Un rire brusque lui fendit les mâchoires. Il eut une de ces tendresses de brave homme qui le faisaient adorer de ses soldats, malgré les bourrades qu’il leur distribuait parfois.

— Écoutez, mes enfants, au lieu de vous disputer, ça vaudra mieux de boire la goutte… Oui, je vas vous payer la goutte, vous la boirez à ma santé.
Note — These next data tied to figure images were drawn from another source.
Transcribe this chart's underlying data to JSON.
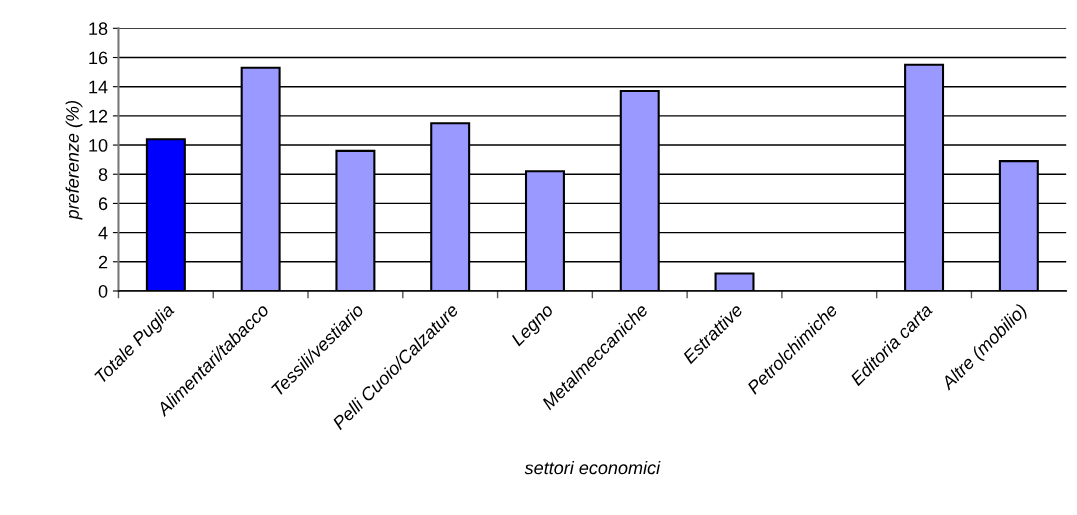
{
  "chart_data": {
    "type": "bar",
    "xlabel": "settori economici",
    "ylabel": "preferenze (%)",
    "categories": [
      "Totale Puglia",
      "Alimentari/tabacco",
      "Tessili/vestiario",
      "Pelli Cuoio/Calzature",
      "Legno",
      "Metalmeccaniche",
      "Estrattive",
      "Petrolchimiche",
      "Editoria carta",
      "Altre (mobilio)"
    ],
    "values": [
      10.4,
      15.3,
      9.6,
      11.5,
      8.2,
      13.7,
      1.2,
      null,
      15.5,
      8.9
    ],
    "colors": [
      "#0000ff",
      "#9999ff",
      "#9999ff",
      "#9999ff",
      "#9999ff",
      "#9999ff",
      "#9999ff",
      "#9999ff",
      "#9999ff",
      "#9999ff"
    ],
    "ylim": [
      0,
      18
    ],
    "yticks": [
      0,
      2,
      4,
      6,
      8,
      10,
      12,
      14,
      16,
      18
    ],
    "grid": "y",
    "legend": false
  }
}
Et, d’une poche profonde de sa capote, il tira une bouteille d’eau-de-vie, en ajoutant, de son air triomphal, que c’était un cadeau d’une dame. La veille, en effet, on l’avait vu, attablé au fond d’un cabaret de Floing, très entreprenant à l’égard de la servante, qu’il tenait sur ses genoux. Maintenant, les soldats riaient de bon cœur, tendaient leurs gamelles, dans lesquelles il versait lui-même, gaiement.

— Mes enfants, il faut boire à vos bonnes amies, si vous en avez, et il faut boire à la gloire de la France… Je ne connais que ça, vive la joie !

— C’est bien vrai, mon lieutenant, à votre santé et à la santé de tout le monde !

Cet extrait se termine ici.